We report the case of a 66-year-old Caucasian man with a medical history of hypertension, treated with a single 50 mg dose of losartan daily for the previous 3 weeks. The patient had been hospitalized 4 years previously for DILI, which was attributed at the time to a dietary supplement. During the first hospitalization, an exhaustive study excluded consumption of alcohol or herbs, toxins, and infectious, autoimmune, tumoural and hereditary causes. Both losartan and the supplement were suspended, with the latter assumed to be the main culprit because of a more likely established association. Two weeks after losartan reintroduction, the patient began to complain of acute abdominal pain, nausea, vomiting and, after 1 week, developed icteric skin and choluria. Physical examination was notable for skin and sclerotic jaundice, hepatomegaly with slightly painful palpation and no signs of encephalopathy. Blood tests revealed AST 2522 IU/l, ALT 3603 IU/l and ALP 184 IU/l, GGT 375 IU/l, INR 1.65, thrombocytopenia 101,000 and hyperbilirubinemia with total bilirubin 5.28 mg/dl and direct bilirubin 3.23 mg/dl. Viral serologies for hepatitis A, B, C and E, and HIV 1 and 2 were negative, and abdominal ultrasound was normal. Autoimmune hepatitis (AIH) was excluded with tests for anti-nuclear, anti-mitochondrial, anti-smooth muscle, anti-neutrophil cytoplasm PR3 and MPO, with SLA/LP being negative, resulting in a Simplified AIH score of 1. Infectious and infiltrative diseases were excluded. Angiography excluded portal system thrombosis and ischaemic lesions. For the first 6 days after losartan suspension, the patient showed poor evolution with increased blood concentrations of AST (3055 IU/l), ALT (4315 IU/l), GGT (524 IU/l), ALP (171 IU/l) and bilirubin (19.23 mg/dl). We then opted to start prednisolone 1 mg/kg/day, after which the patient progressively improved (Table 1).
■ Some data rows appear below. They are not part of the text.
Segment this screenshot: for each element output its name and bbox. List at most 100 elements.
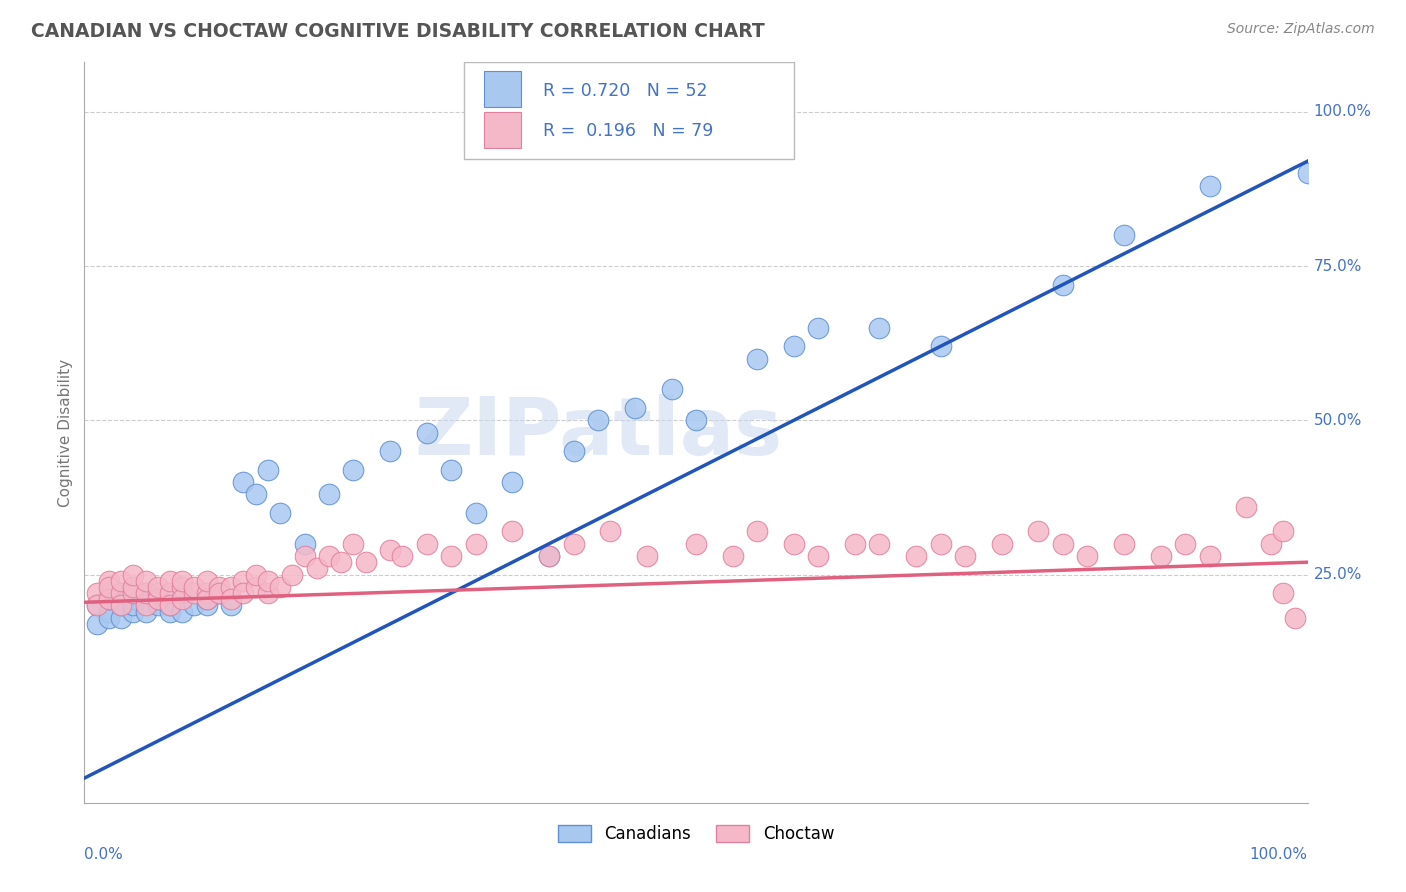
Text: 75.0%: 75.0% — [1313, 259, 1362, 274]
Point — [380, 542, 402, 557]
FancyBboxPatch shape — [464, 62, 794, 159]
Point — [195, 574, 218, 588]
Point — [929, 536, 952, 550]
Point — [685, 536, 707, 550]
Point — [97, 580, 120, 594]
Point — [97, 592, 120, 607]
Point — [380, 444, 402, 458]
Point — [747, 524, 769, 539]
Point — [257, 462, 280, 476]
Point — [97, 592, 120, 607]
Point — [159, 599, 181, 613]
Point — [953, 549, 976, 563]
Text: 25.0%: 25.0% — [1313, 567, 1362, 582]
Point — [195, 586, 218, 600]
Point — [1150, 549, 1173, 563]
Point — [86, 599, 108, 613]
Point — [172, 605, 194, 619]
Point — [844, 536, 866, 550]
Point — [97, 586, 120, 600]
Point — [1174, 536, 1197, 550]
Point — [1284, 611, 1306, 625]
Text: R = 0.720   N = 52: R = 0.720 N = 52 — [543, 82, 707, 100]
Point — [135, 574, 157, 588]
Point — [97, 574, 120, 588]
Point — [232, 574, 254, 588]
Point — [159, 586, 181, 600]
Text: ZIPatlas: ZIPatlas — [413, 393, 782, 472]
Point — [747, 351, 769, 366]
Point — [342, 536, 364, 550]
Point — [330, 555, 353, 569]
Point — [135, 586, 157, 600]
Point — [110, 599, 132, 613]
Point — [783, 536, 806, 550]
Point — [122, 605, 145, 619]
Point — [208, 580, 231, 594]
Point — [269, 580, 291, 594]
Point — [172, 586, 194, 600]
Point — [661, 383, 683, 397]
Point — [318, 487, 340, 501]
Point — [195, 592, 218, 607]
Point — [416, 425, 439, 440]
Point — [245, 580, 267, 594]
Text: 50.0%: 50.0% — [1313, 413, 1362, 428]
Point — [146, 592, 169, 607]
Point — [305, 561, 328, 575]
Point — [1198, 178, 1220, 193]
Point — [502, 475, 524, 489]
Point — [219, 580, 242, 594]
Point — [1260, 536, 1282, 550]
Point — [110, 586, 132, 600]
Text: R =  0.196   N = 79: R = 0.196 N = 79 — [543, 122, 713, 140]
Point — [464, 536, 486, 550]
Point — [502, 524, 524, 539]
Point — [1236, 500, 1258, 514]
Point — [1052, 277, 1074, 292]
Point — [269, 506, 291, 520]
Point — [281, 567, 304, 582]
Point — [110, 586, 132, 600]
Point — [195, 599, 218, 613]
Point — [1052, 536, 1074, 550]
Point — [807, 549, 830, 563]
Point — [721, 549, 744, 563]
Point — [146, 592, 169, 607]
Point — [624, 401, 647, 415]
Point — [1272, 524, 1295, 539]
Point — [257, 574, 280, 588]
Point — [391, 549, 413, 563]
Point — [245, 487, 267, 501]
Point — [122, 592, 145, 607]
Point — [1296, 166, 1319, 180]
Point — [599, 524, 621, 539]
FancyBboxPatch shape — [484, 112, 522, 147]
Point — [1198, 549, 1220, 563]
Y-axis label: Cognitive Disability: Cognitive Disability — [58, 359, 73, 507]
Point — [159, 605, 181, 619]
Point — [208, 586, 231, 600]
Point — [685, 413, 707, 427]
Point — [245, 567, 267, 582]
Point — [929, 339, 952, 353]
Point — [464, 506, 486, 520]
Point — [219, 592, 242, 607]
Point — [416, 536, 439, 550]
Point — [122, 599, 145, 613]
Text: 100.0%: 100.0% — [1313, 104, 1372, 120]
Point — [232, 586, 254, 600]
Point — [122, 586, 145, 600]
Point — [1076, 549, 1098, 563]
Point — [219, 599, 242, 613]
Point — [146, 586, 169, 600]
Point — [110, 611, 132, 625]
Point — [636, 549, 658, 563]
Point — [172, 574, 194, 588]
Point — [354, 555, 377, 569]
Point — [110, 574, 132, 588]
Point — [86, 599, 108, 613]
Point — [294, 549, 316, 563]
Point — [135, 599, 157, 613]
Point — [905, 549, 928, 563]
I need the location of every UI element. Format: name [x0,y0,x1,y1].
Table 1. Evolution of hepatic enzyme, bilirubin and INR values during hospitalizations
The clinical presentation of DILI is similar to that of acute hepatitis caused by other conditions [1]. It may present with anorexia, jaundice, nausea, vomiting, abdominal pain and low fever, with discrete elevation of transaminases [2, 4]. DILI usually shows a hepatocellular pattern, cholestasis or both. Liver biopsy is the gold standard for diagnosis. In the clinical case described, after exclusion of other causes, there was a clear association between the initiation of losartan and improvement after its suspension [5]. Losartan-related hepatotoxicity is reported very rarely (<0.1%), with hepatotoxicity occurring after approximately 1–8 weeks. The hepatic lesion is mainly hepatocellular, although, less frequently, cholestasis or mixed patterns have also been described. There are 19 reported cases of toxic hepatitis due to ARA-II, of which only seven are related to losartan [3]. This is the eighth case of severe toxic hepatitis associated with losartan, with hepatocellular presentation and elevation of transaminases about 10 times above the upper limit. In two of the previous cases, transaminases were elevated around 75–100 times the upper limit of normal [3]. Suspending the drug is the first step in treatment. Improvement is usually seen within hours to days. In the case described, this improvement did not occur, probably because it was a second episode of DILI due to losartan, and the severity of liver damage increases with re-exposure to the offending drug.
In cases of acute hepatitis, all drugs should be investigated including ARA-II, which are widely used. Once the offending drug has been identified, it should be suspended because re-exposure can result in more severe disease.